En France, 23% des jeunes sont pauvres

Publié le 04 décembre 2012 par Eldon

La Honte continue. Non pas pour  l’Europe, mais pour la France. 23% des jeunes sont pauvres. Génération sacrifiée. Quel espoir pour demain?

Le taux de pauvreté des 18-24 ans atteint 22,5 %. Depuis 2004, il a progressé de 5 points. Au total, plus d’un million de jeunes sont désormais confrontés à une situation de grande précarité.

Le Monde a consacré une entrevue à Olivier Galland, sociologue et directeur de recherche au CNRS qui préside le conseil scientifique de l’Injep, établissement public (créé en 1953, repensé en 2010) qui a notamment pour mission de dresser tous les deux ans un état des lieux de la situation des jeunes en France. Il évoque les conclusions du rapport auquel il a contribué.

Pourquoi avoir choisi le thème des inégalités au sein de la jeunesse ?

Ces dernières années, l’accent a surtout été mis sur les inégalités intergénérationnelles. Or je ne crois pas à la théorie de la « génération sacrifiée ». C’est faire l’hypothèse que la génération des jeunes forme un tout qui s’oppose aux générations aînées. Mais au sein même de la jeunesse, l’hétérogénéité grandit. Dans les enquêtes et sondages, ni les adultes ni encore moins les jeunes ne reconnaissent ce clivage intergénérationnel. Les jeunes ne se sentent pas discriminés en tant que génération. Sans doute parce qu’existent de très fortes solidarités intergénérationnelles informelles à l’intérieur des familles – ce qui renforce les inégalités entre jeunes selon qu’ils peuvent, ou non, être aidés.

La famille demeure un soutien de poids ?

Les parents font des efforts extraordinaires pour les jeunes adultes, qui ne sont pas les « Tanguy » que l’on décrit. Depuis quinze ans, l’âge moyen de décohabitation n’a pas évolué significativement, il demeure aux alentours de 20 ans. Contrairement au modèle nordique, où l’on part tôt mais en étant ensuite très soutenu par la puissance publique, et au modèle méditerranéen où l’on reste jusqu’à 30 ans chez les parents pour accumuler des ressources, le modèle français est intermédiaire : on part assez tôt mais en restant à proximité géographique, affective, matérielle de la famille, dans un apprentissage progressif de l’autonomie.

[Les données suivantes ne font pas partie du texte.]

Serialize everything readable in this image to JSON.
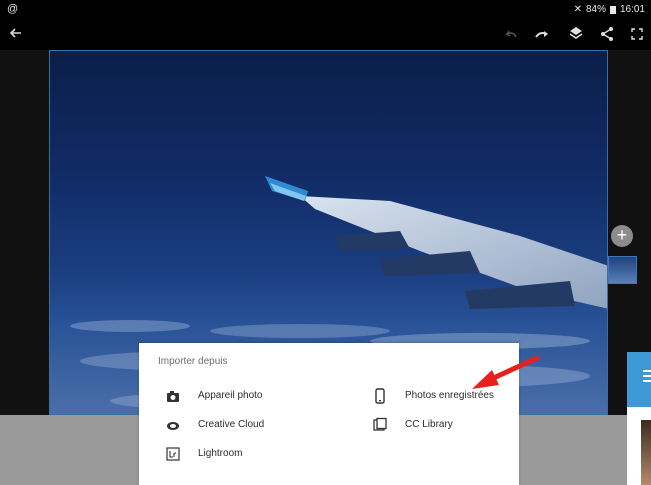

Le rapport montre de grandes inégalités d’insertion dans l’emploi…

En France, s’exprime une sorte de préférence collective pour les « insiders » déjà en emploi, très protégés par rapport à ceux qui sont aux portes et subissent les à-coups de la conjoncture. A l’instar des jeunes. Dans les pays où l’apprentissage est très développé, ou le marché du travail est plus flexible, il y a partage de la flexibilité entre les générations.

En France, la variable d’ajustement de l’économie, ce sont les jeunes : 22 % de la population active mais 40 % des chômeurs, indiquons-nous dans le rapport. Sur six millions de jeunes actifs, un million est au chômage au sens du BIT. Et l’augmentation du chômage de longue durée est particulièrement préoccupante chez ces jeunes (+ 5,6 % entre 2008 et 2010). Mais toutes les jeunesses ne souffrent pas de la même façon. Le clivage se creuse, dans l’accès à l’emploi, entre diplômés et non-diplômés.

Plus que jamais en temps de crise, les diplômes protègent du chômage ?

Selon les chiffres Insee cités dans le rapport, le taux de chômage (2011) des 15-29 ans est de 9 % pour les diplômés du supérieur, de 22 % pour les titulaires d’un bac, CAP ou BEP. Mais de 46 % pour les non-diplômés. Le taux de pauvreté (disposer de revenus inférieurs à 964 euros mensuels, en 2010) est de 30 % pour les non-diplômés, contre 10 % pour les diplômés du supérieur. Dans l’insertion professionnelle, le diplôme est devenu un avantage relatif plus important qu’il ne l’était il y a vingt ou trente ans. Il reste une protection extraordinaire contre le chômage. Les diplômés continuent, même si c’est plus tardivement, de décrocher le Graal, le CDI. 80 % l’obtiennent entre 25 et 30 ans. Sur dix, vingt ans, le phénomène de dévaluation des diplômes n’est pas si marqué que cela. Et tous les diplômes protègent. Certes, davantage à mesure que leur niveau monte. Mais l’insertion professionnelle d’un titulaire de CAP ou de BEP est plus proche de celle d’un diplômé du supérieur que de celle d’un non-diplômé.